Wednesday, October 01, 2014

Java Memory leaks

Causes of memory leaks in Java
The four typical causes of memory leaks in a Java program are:
  1. Unknown or unwanted object references: These objects are no longer needed, but the garbage collector can not reclaim the memory because another object still refers to it.
  1. Long-living (static) objects: These objects stay in the memory for the application's full lifetime. Objects tagged to the session may also have the same lifetime as the session, which is created per user and remains until the user logs out of the application. Example: Listeners, Static Collection classes, Connections, JNI
  1. Failure to clean up or free native system resources: Native system resources are resources allocated by a function external to Java, typically native code written in C or C++. Java Native Interface (JNI) APIs are used to embed native libraries/code into Java code.
  1. Bugs in the JDK or third-party libraries: Bugs in various versions of the JDK or in the Abstract Window Toolkit and Swing packages can cause memory leaks.

Symptoms
  • Causes Out of memory after some time
  • GC keeps reclaiming lesser heap each time (memory used for long lived objects increase over time)
  • Causes frequent full GC
  • Available free heap decreases each time
  • Response time decreases

Detection of  Memory leaks
  • Add JVM args to collect GC metrics --> verbose:gc,-XX:+PrintGCTimeStamps,-XX:+PrintGCDetails
  • Monitor heap.
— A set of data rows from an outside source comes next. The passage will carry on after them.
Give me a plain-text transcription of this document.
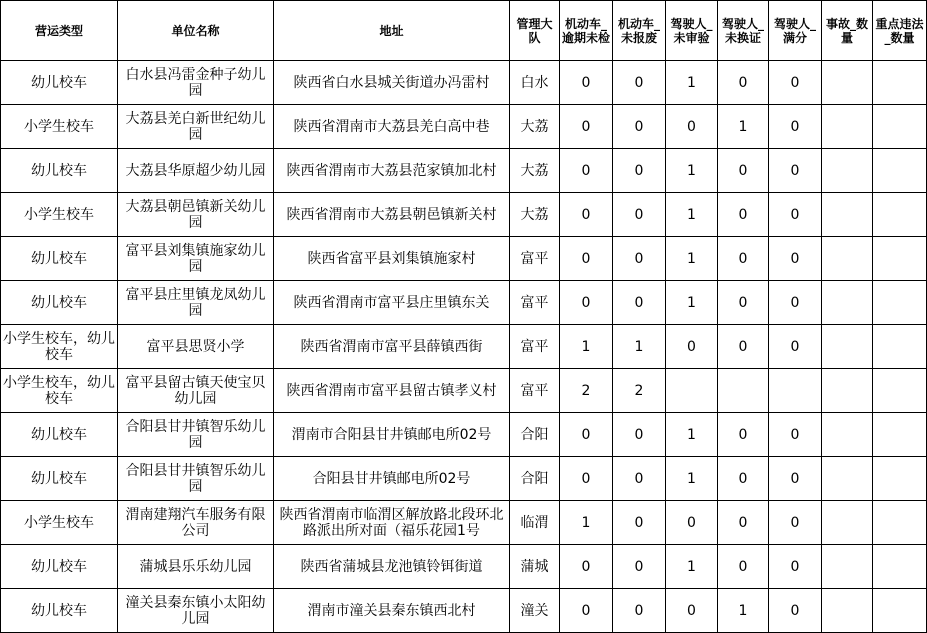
营运类型	单位名称	地址	管理大队	机动车_逾期未检	机动车_未报废	驾驶人_未审验	驾驶人_未换证	驾驶人_满分	事故_数量	重点违法_数量
幼儿校车	白水县冯雷金种子幼儿园	陕西省白水县城关街道办冯雷村	白水	0	0	1	0	0		
小学生校车	大荔县羌白新世纪幼儿园	陕西省渭南市大荔县羌白高中巷	大荔	0	0	0	1	0		
幼儿校车	大荔县华原超少幼儿园	陕西省渭南市大荔县范家镇加北村	大荔	0	0	1	0	0		
小学生校车	大荔县朝邑镇新关幼儿园	陕西省渭南市大荔县朝邑镇新关村	大荔	0	0	1	0	0		
幼儿校车	富平县刘集镇施家幼儿园	陕西省富平县刘集镇施家村	富平	0	0	1	0	0		
幼儿校车	富平县庄里镇龙凤幼儿园	陕西省渭南市富平县庄里镇东关	富平	0	0	1	0	0		
小学生校车，幼儿校车	富平县思贤小学	陕西省渭南市富平县薛镇西街	富平	1	1	0	0	0		
小学生校车，幼儿校车	富平县留古镇天使宝贝幼儿园	陕西省渭南市富平县留古镇孝义村	富平	2	2					
幼儿校车	合阳县甘井镇智乐幼儿园	渭南市合阳县甘井镇邮电所02号	合阳	0	0	1	0	0		
幼儿校车	合阳县甘井镇智乐幼儿园	合阳县甘井镇邮电所02号	合阳	0	0	1	0	0		
小学生校车	渭南建翔汽车服务有限公司	陕西省渭南市临渭区解放路北段环北路派出所对面（福乐花园1号	临渭	1	0	0	0	0		
幼儿校车	蒲城县乐乐幼儿园	陕西省蒲城县龙池镇铃铒街道	蒲城	0	0	1	0	0		
幼儿校车	潼关县秦东镇小太阳幼儿园	渭南市潼关县秦东镇西北村	潼关	0	0	0	1	0		
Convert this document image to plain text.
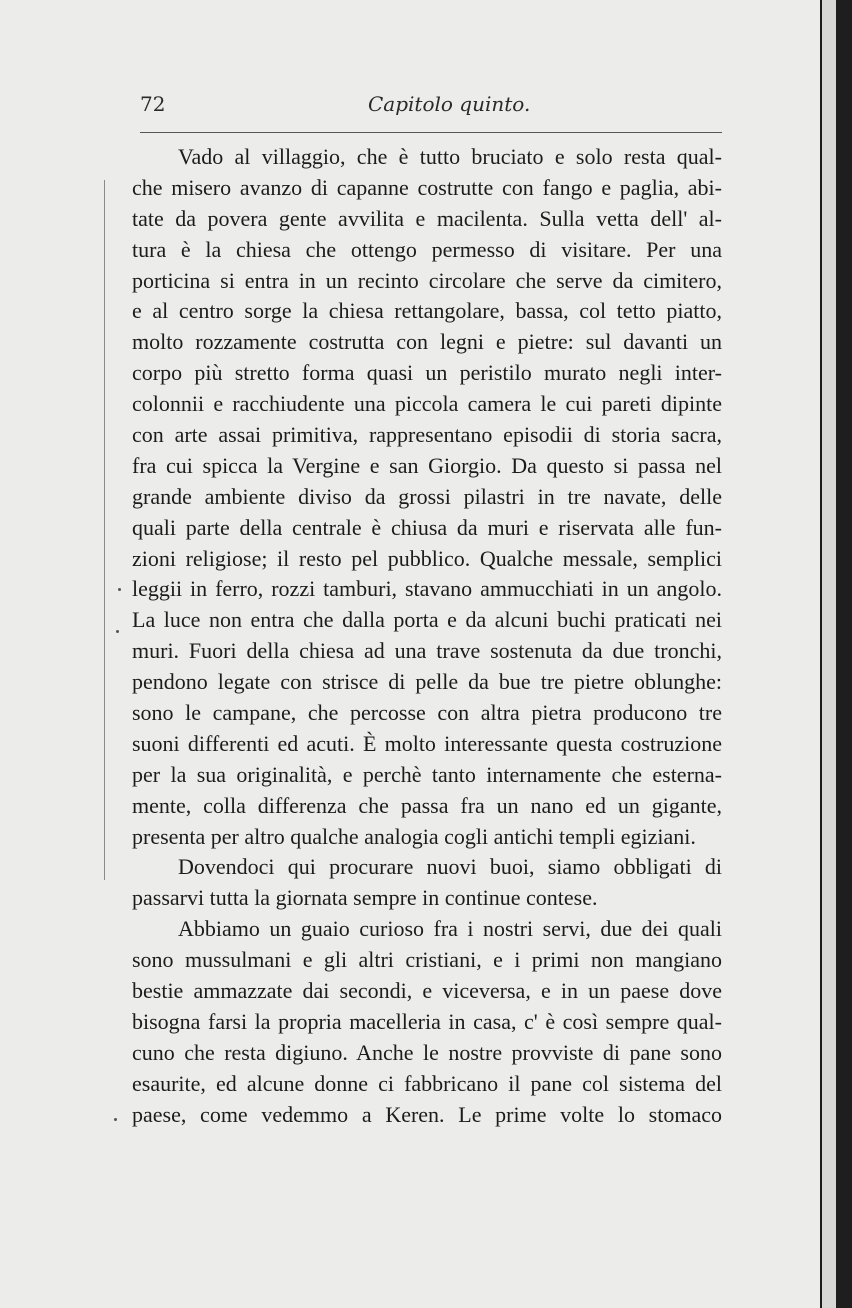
72	Capitolo quinto.
Vado al villaggio, che è tutto bruciato e solo resta qual-
che misero avanzo di capanne costrutte con fango e paglia, abi-
tate da povera gente avvilita e macilenta. Sulla vetta dell' al-
tura è la chiesa che ottengo permesso di visitare. Per una
porticina si entra in un recinto circolare che serve da cimitero,
e al centro sorge la chiesa rettangolare, bassa, col tetto piatto,
molto rozzamente costrutta con legni e pietre: sul davanti un
corpo più stretto forma quasi un peristilo murato negli inter-
colonnii e racchiudente una piccola camera le cui pareti dipinte
con arte assai primitiva, rappresentano episodii di storia sacra,
fra cui spicca la Vergine e san Giorgio. Da questo si passa nel
grande ambiente diviso da grossi pilastri in tre navate, delle
quali parte della centrale è chiusa da muri e riservata alle fun-
zioni religiose; il resto pel pubblico. Qualche messale, semplici
leggii in ferro, rozzi tamburi, stavano ammucchiati in un angolo.
La luce non entra che dalla porta e da alcuni buchi praticati nei
muri. Fuori della chiesa ad una trave sostenuta da due tronchi,
pendono legate con strisce di pelle da bue tre pietre oblunghe:
sono le campane, che percosse con altra pietra producono tre
suoni differenti ed acuti. È molto interessante questa costruzione
per la sua originalità, e perchè tanto internamente che esterna-
mente, colla differenza che passa fra un nano ed un gigante,
presenta per altro qualche analogia cogli antichi templi egiziani.
Dovendoci qui procurare nuovi buoi, siamo obbligati di
passarvi tutta la giornata sempre in continue contese.
Abbiamo un guaio curioso fra i nostri servi, due dei quali
sono mussulmani e gli altri cristiani, e i primi non mangiano
bestie ammazzate dai secondi, e viceversa, e in un paese dove
bisogna farsi la propria macelleria in casa, c' è così sempre qual-
cuno che resta digiuno. Anche le nostre provviste di pane sono
esaurite, ed alcune donne ci fabbricano il pane col sistema del
paese, come vedemmo a Keren. Le prime volte lo stomaco
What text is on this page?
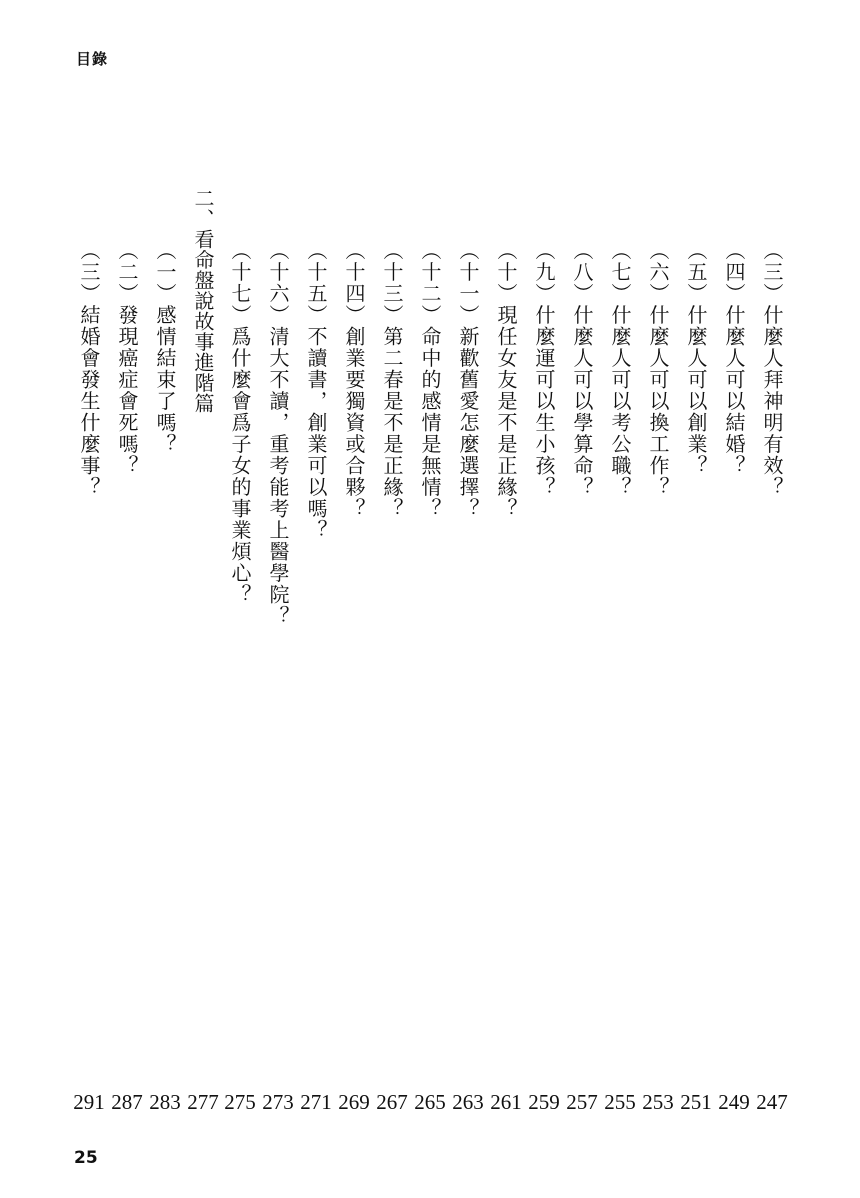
目錄
（三）什麼人拜神明有效？
（四）什麼人可以結婚？
（五）什麼人可以創業？
（六）什麼人可以換工作？
（七）什麼人可以考公職？
（八）什麼人可以學算命？
（九）什麼運可以生小孩？
（十）現任女友是不是正緣？
（十一）新歡舊愛怎麼選擇？
（十二）命中的感情是無情？
（十三）第二春是不是正緣？
（十四）創業要獨資或合夥？
（十五）不讀書，創業可以嗎？
（十六）清大不讀，重考能考上醫學院？
（十七）爲什麼會爲子女的事業煩心？
二、看命盤說故事進階篇
（一）感情結束了嗎？
（二）發現癌症會死嗎？
（三）結婚會發生什麼事？
247
249
251
253
255
257
259
261
263
265
267
269
271
273
275
277
283
287
291
25
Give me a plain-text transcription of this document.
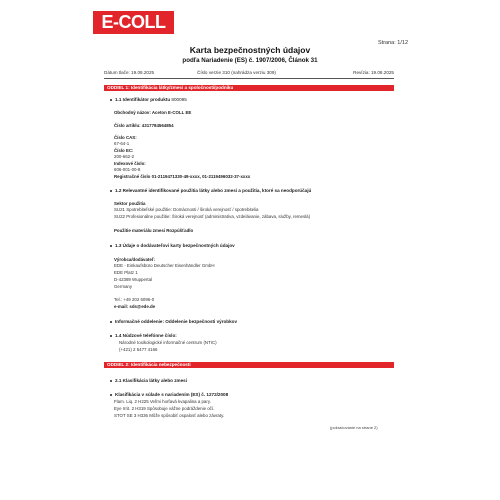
E-COLL
Strana: 1/12
Karta bezpečnostných údajov
podľa Nariadenie (ES) č. 1907/2006, Článok 31
Dátum tlače: 19.08.2025	Číslo verzie 310 (nahrádza verziu 309)	Revízia: 19.08.2025
ODDIEL 1: Identifikácia látky/zmesi a spoločnosti/podniku
1.1 Identifikátor produktu 800095
Obchodný názov: Aceton E-COLL EE
Číslo artiklu: 4317784564854
Číslo CAS:
67-64-1
Číslo EC:
200-662-2
Indexové číslo:
606-001-00-8
Registračné číslo 01-2119471330-49-xxxx, 01-2119496032-37-xxxx
1.2 Relevantné identifikované použitia látky alebo zmesi a použitia, ktoré sa neodporúčajú
Sektor použitia
SU21 Spotrebiteľské použitie: Domácnosti / široká verejnosť / spotrebitelia
SU22 Profesionálne použitie: Široká verejnosť (administratíva, vzdelávanie, zábava, služby, remeslá)
Použitie materiálu zmesi Rozpúšťadlo
1.3 Údaje o dodávateľovi karty bezpečnostných údajov
Výrobca/dodávateľ:
EDE - Einkaufsbüro Deutscher Eisenhändler GmbH
EDE Platz 1
D-42389 Wuppertal
Germany
Tel.: +49 202 6096-0
e-mail: sds@ede.de
Informačné oddelenie: Oddelenie bezpečnosti výrobkov
1.4 Núdzové telefónne číslo:
Národné toxikologické informačné centrum (NTIC)
(+421) 2 5477 4166
ODDIEL 2: Identifikácia nebezpečnosti
2.1 Klasifikácia látky alebo zmesi
Klasifikácia v súlade s nariadením (ES) č. 1272/2008
Flam. Liq. 2 H225 Veľmi horľavá kvapalina a pary.
Eye Irrit. 2 H319 Spôsobuje vážne podráždenie očí.
STOT SE 3 H336 Môže spôsobiť ospalosť alebo závraty.
(pokračovanie na strane 2)
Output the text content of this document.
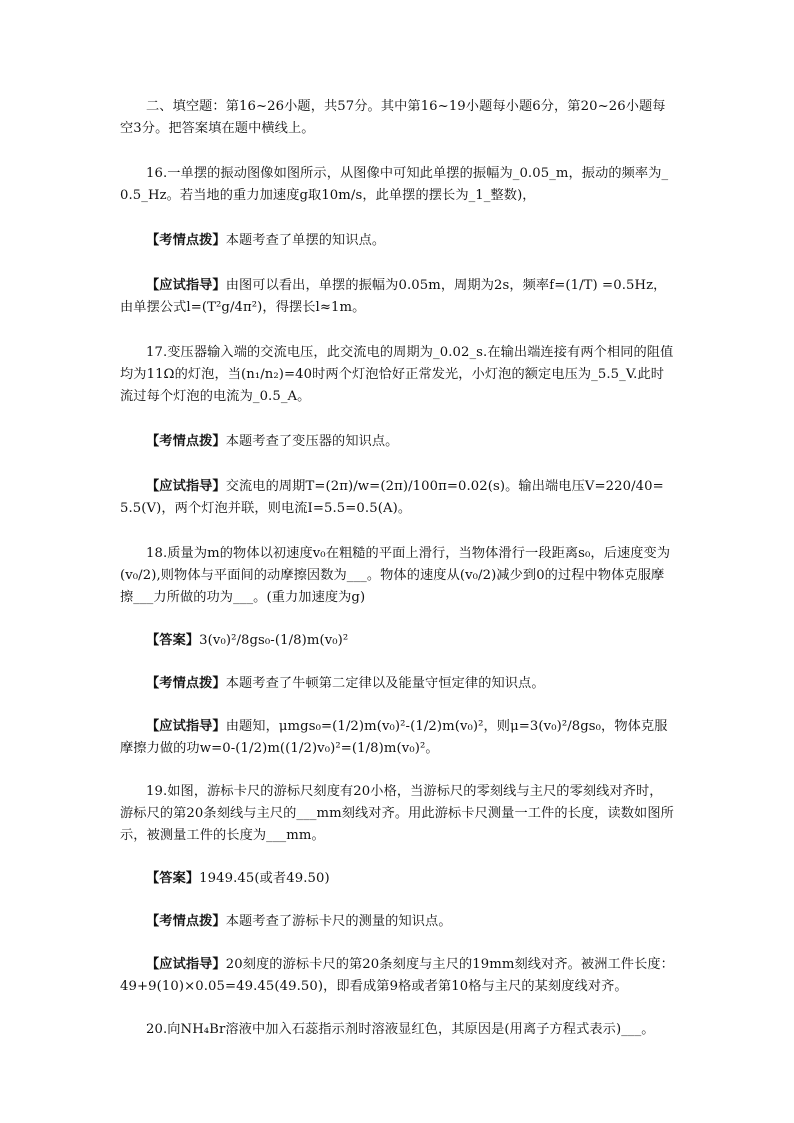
二、填空题：第16~26小题，共57分。其中第16~19小题每小题6分，第20~26小题每空3分。把答案填在题中横线上。

16.一单摆的振动图像如图所示，从图像中可知此单摆的振幅为_0.05_m，振动的频率为_0.5_Hz。若当地的重力加速度g取10m/s，此单摆的摆长为_1_整数)，

【考情点拨】本题考查了单摆的知识点。

【应试指导】由图可以看出，单摆的振幅为0.05m，周期为2s，频率f=(1/T) =0.5Hz，由单摆公式l=(T²g/4π²)，得摆长l≈1m。

17.变压器输入端的交流电压，此交流电的周期为_0.02_s.在输出端连接有两个相同的阻值均为11Ω的灯泡，当(n₁/n₂)=40时两个灯泡恰好正常发光，小灯泡的额定电压为_5.5_V.此时流过每个灯泡的电流为_0.5_A。

【考情点拨】本题考查了变压器的知识点。

【应试指导】交流电的周期T=(2π)/w=(2π)/100π=0.02(s)。输出端电压V=220/40=5.5(V)，两个灯泡并联，则电流I=5.5=0.5(A)。

18.质量为m的物体以初速度v₀在粗糙的平面上滑行，当物体滑行一段距离s₀，后速度变为(v₀/2),则物体与平面间的动摩擦因数为___。物体的速度从(v₀/2)减少到0的过程中物体克服摩擦___力所做的功为___。(重力加速度为g)

【答案】3(v₀)²/8gs₀-(1/8)m(v₀)²

【考情点拨】本题考查了牛顿第二定律以及能量守恒定律的知识点。

【应试指导】由题知，μmgs₀=(1/2)m(v₀)²-(1/2)m(v₀)²，则μ=3(v₀)²/8gs₀，物体克服摩擦力做的功w=0-(1/2)m((1/2)v₀)²=(1/8)m(v₀)²。

19.如图，游标卡尺的游标尺刻度有20小格，当游标尺的零刻线与主尺的零刻线对齐时，游标尺的第20条刻线与主尺的___mm刻线对齐。用此游标卡尺测量一工件的长度，读数如图所示，被测量工件的长度为___mm。

【答案】1949.45(或者49.50)

【考情点拨】本题考查了游标卡尺的测量的知识点。

【应试指导】20刻度的游标卡尺的第20条刻度与主尺的19mm刻线对齐。被洲工件长度：49+9(10)×0.05=49.45(49.50)，即看成第9格或者第10格与主尺的某刻度线对齐。

20.向NH₄Br溶液中加入石蕊指示剂时溶液显红色，其原因是(用离子方程式表示)___。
If heap size increases after each full GC, this means a memory leak.
  • Use HeapDumpOnOutOfMemoryError to dump heal to a file
  • Use JMAP to dump heap and analyze using visualVM
    • jmap -dump:file=xyz.log PID
  • Use profilers

Other technique to detect memory leak
So Java Memory Leaks occur when objects still have a GC root reference, but are not actually used anymore. Those “Loitering Objects” stay around for the whole life of the JVM. If the application is creating those “dead objects” on and on, the memory will be filled up and eventually result in a java.lang.OutOfMemoryError. Typical causes are static collections, which are used as a kind of cache. Usually objects are added, but never removed (Let’s face it: How often have you used add() and put() and how often used remove() methods?). Because the objects are referenced by the static collection, they cannot be freed up anymore, as the collection has a GC root reference via the classloader.